Microsoft is involved in 'Imagine Cup' competition for students, where students are encouraged to develop software in solving basic challenges in the country. We organise the competition every year and sponsor the best team to international completion that is done every year.

It exposes students to software development. Again we are involved in educating teachers with latest technology tools that will enhance teaching. We have through our education programme, impacted over 2.7 million teachers and students in the past two years in Nigeria, giving them training in technology.

What is Microsoft doing to promote software innovation among Nigerians?

In the area of innovation, Microsoft is helping its developers to come up with innovative local software that will solve basic economic challenges. We have helped developers to create local software, using the Microsoft platform and we are using our platform to showcase locally developed software. Through the process, many developers are selling their applications online, while using our Windows platform to leverage their business. Today many developers develop software from their mobile phones, using the Microsoft Windows. By the time we launch Windows 8, which is coming soon, the number of developers that will be developing and selling software from their mobile phones, will definitely increase.

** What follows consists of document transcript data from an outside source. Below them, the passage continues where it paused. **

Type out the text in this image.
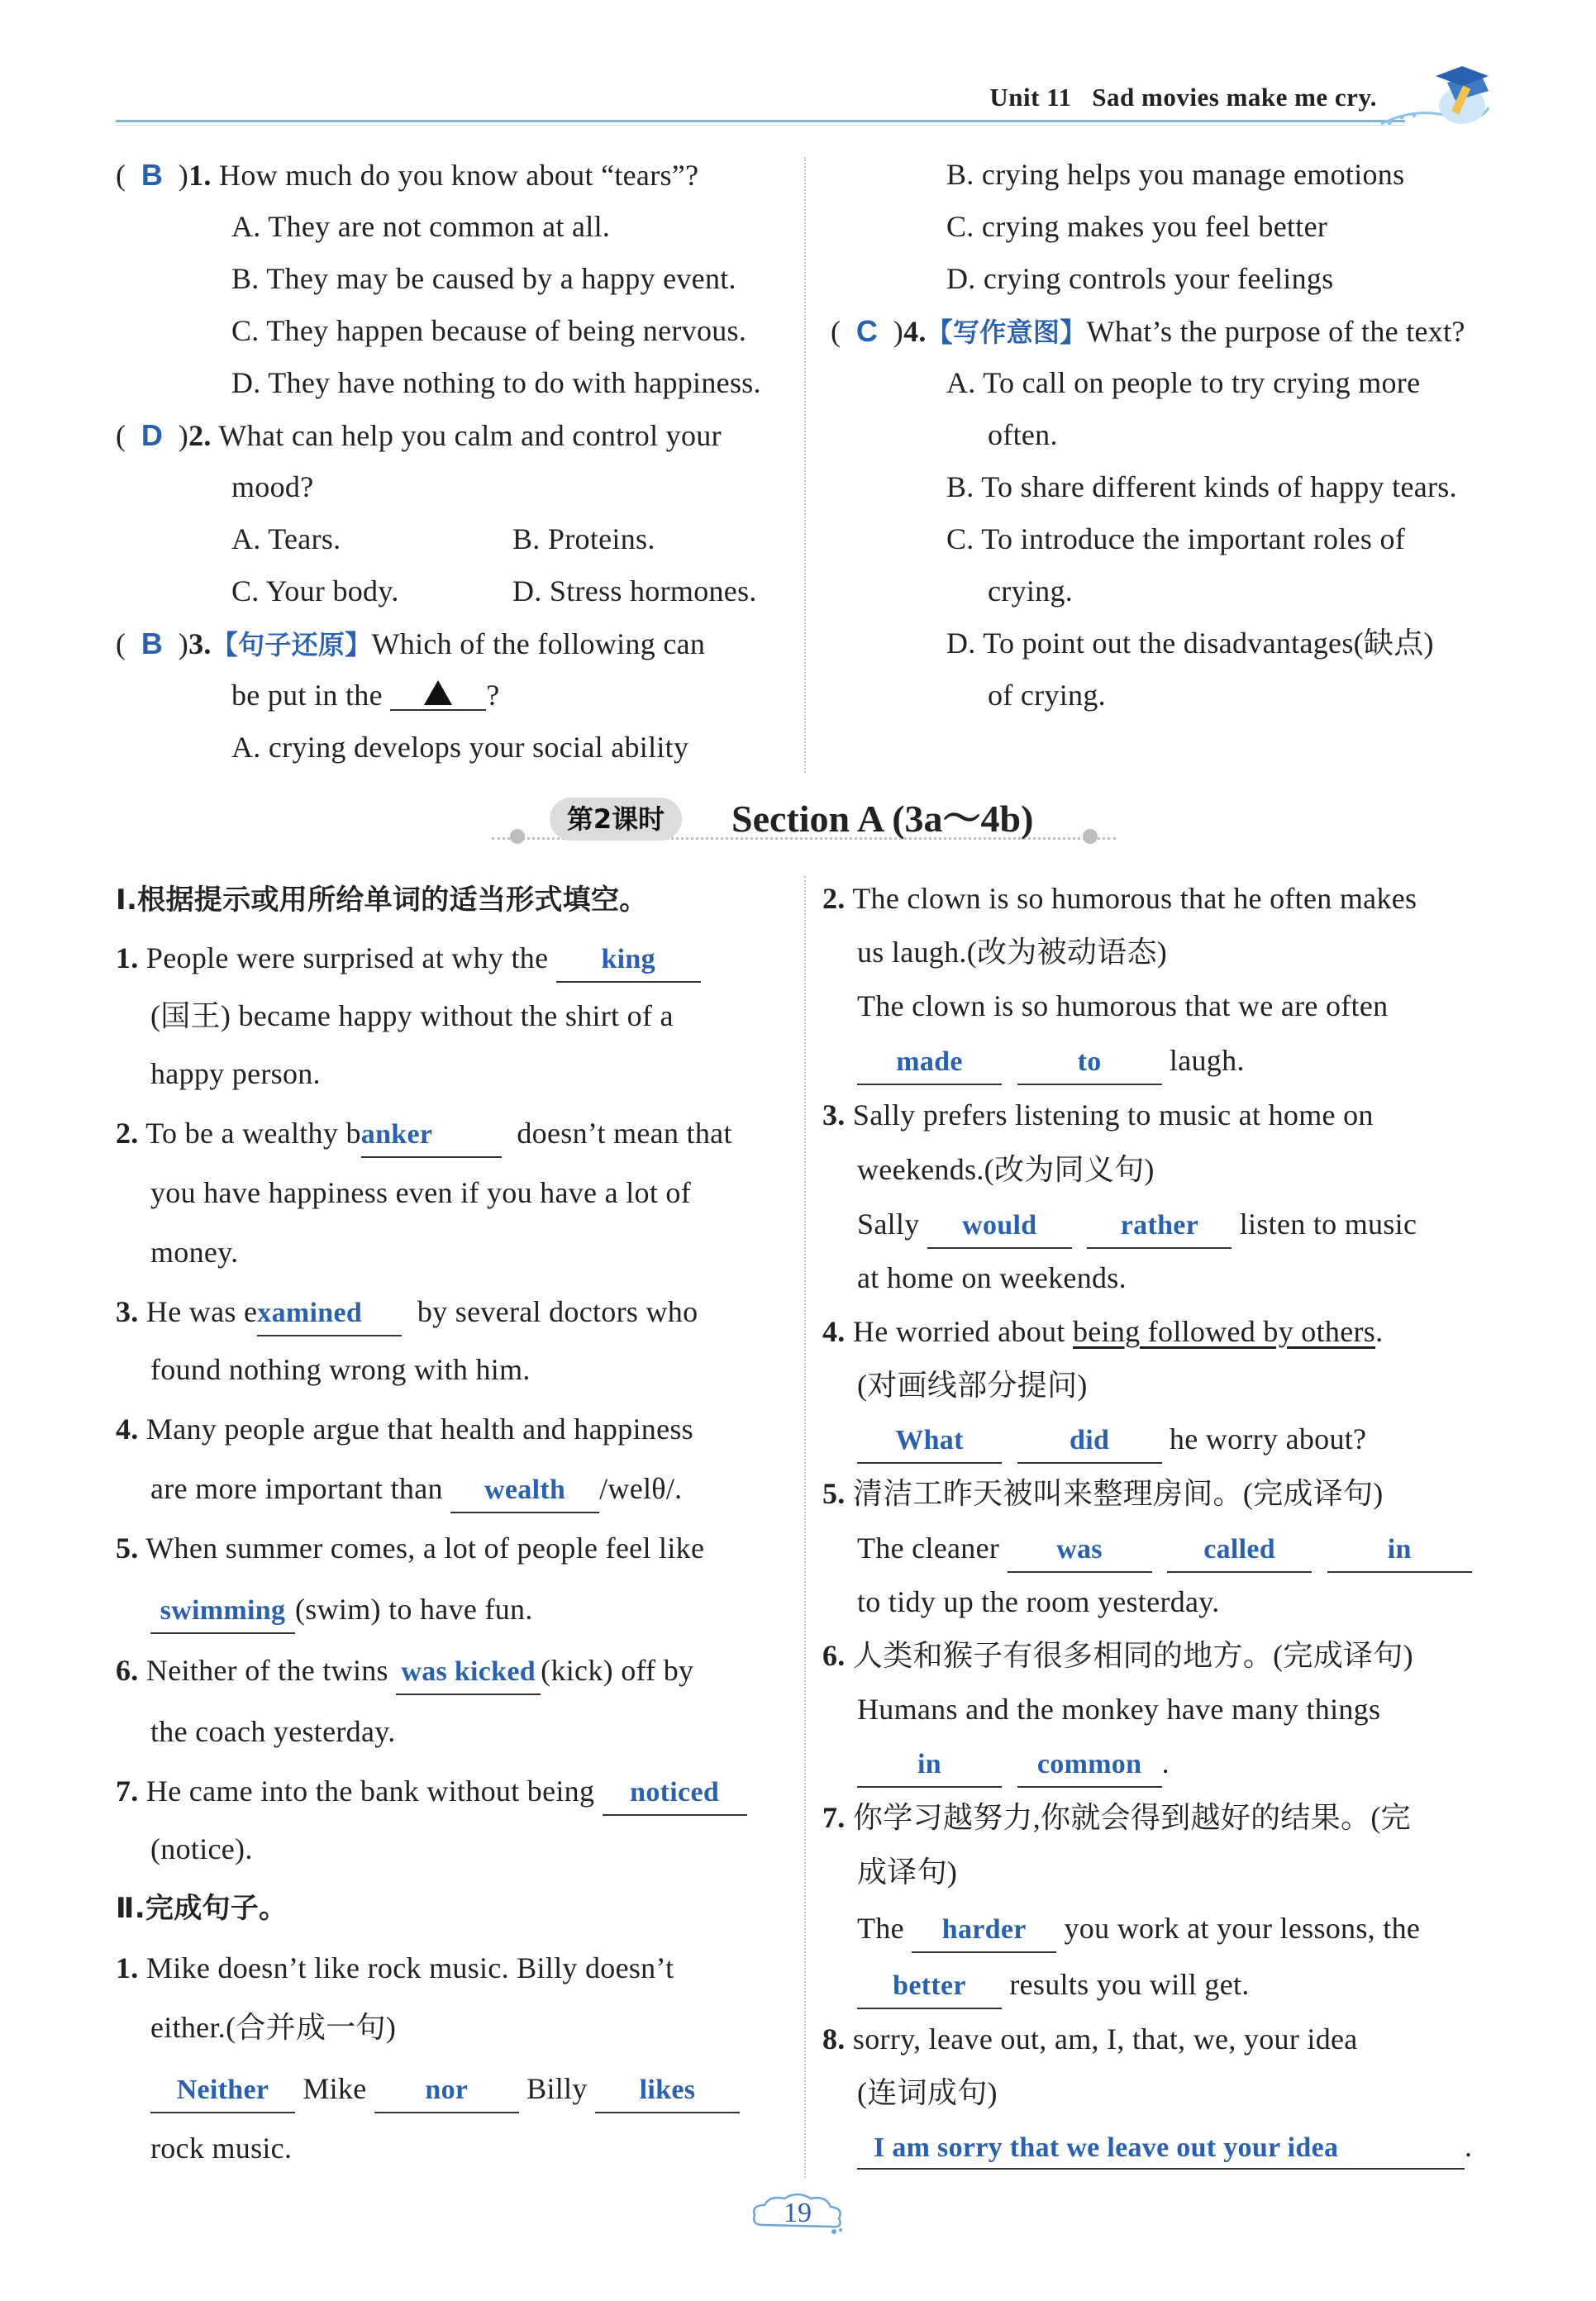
Unit 11 Sad movies make me cry.
(  B  )1. How much do you know about “tears”?
A. They are not common at all.
B. They may be caused by a happy event.
C. They happen because of being nervous.
D. They have nothing to do with happiness.
(  D  )2. What can help you calm and control your
mood?
A. Tears.	B. Proteins.
C. Your body.	D. Stress hormones.
(  B  )3.【句子还原】Which of the following can
be put in the	?
A. crying develops your social ability
B. crying helps you manage emotions
C. crying makes you feel better
D. crying controls your feelings
(  C  )4.【写作意图】What’s the purpose of the text?
A. To call on people to try crying more
often.
B. To share different kinds of happy tears.
C. To introduce the important roles of
crying.
D. To point out the disadvantages(缺点)
of crying.
第2课时	Section A (3a～4b)
Ⅰ.根据提示或用所给单词的适当形式填空。
1. People were surprised at why the king
(国王) became happy without the shirt of a
happy person.
2. To be a wealthy banker	doesn’t mean that
you have happiness even if you have a lot of
money.
3. He was examined by several doctors who
found nothing wrong with him.
4. Many people argue that health and happiness
are more important than wealth /welθ/.
5. When summer comes, a lot of people feel like
swimming (swim) to have fun.
6. Neither of the twins was kicked (kick) off by
the coach yesterday.
7. He came into the bank without being noticed
(notice).
Ⅱ.完成句子。
1. Mike doesn’t like rock music. Billy doesn’t
either.(合并成一句)
Neither Mike nor Billy likes
rock music.
2. The clown is so humorous that he often makes
us laugh.(改为被动语态)
The clown is so humorous that we are often
made	to laugh.
3. Sally prefers listening to music at home on
weekends.(改为同义句)
Sally would	rather listen to music
at home on weekends.
4. He worried about being followed by others.
(对画线部分提问)
What	did he worry about?
5. 清洁工昨天被叫来整理房间。(完成译句)
The cleaner was	called	in
to tidy up the room yesterday.
6. 人类和猴子有很多相同的地方。(完成译句)
Humans and the monkey have many things
in	common .
7. 你学习越努力,你就会得到越好的结果。(完
成译句)
The harder you work at your lessons, the
better results you will get.
8. sorry, leave out, am, I, that, we, your idea
(连词成句)
I am sorry that we leave out your idea	.
19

How much has Microsoft invested in all these partnerships with students, teachers and NGOs?

The amount of investments is huge and runs into several millions of dollars, but what is more important to us is that Microsoft in impacting on lives of individuals, institutions, corporate organisations, and the Nigerian economy.

What are some of your challenges in the course of doing business in Nigeria?

Our challenge is in software piracy, but piracy is an infringement on intellectual property right, which cuts across software, movies, books and music.

The issue of piracy is not peculiar to software alone, but there is need for government to give the Nigerian Copyright Commission (NCC), the necessary support that will enable it carryout actual enforcement plan on pirated works. Piracy is sabotage and should be discouraged.

There is also need for awareness creation to educate people on the danger and negative effect of piracy on individuals, institutions and the economy.

Biodata

As country manager, Onyeje assumes overall responsibility for Microsoft's commercial activities in Nigeria, as well as its corporate citizenship initiatives. He is also responsible for the company's business in Gambia, Ghana, Liberia and Sierra Leone.

He has over16 years of experience working in the country's growing technology sector. Prior to his appointment as general manager for Microsoft West and Central Africa, he held positions as the services manager for the company in Nigeria, as the chief information systems officer for a Nigerian bank, and also as an executive at Resourcery, one of Microsoft's largest partners in Nigeria.

Microsoft first opened offices in Nigeria in 2000 and currently has over 60 employees in its Abuja and Lagos offices. Its vision is to work with many of the largest and best known organisations in the country, to help build the local Information Technology (IT) economy and to enable its customers enhance their productivity and profitability.

Onyeje is passionate in bringing the Microsoft vision to the fore through his commitment in boosting partner engagement.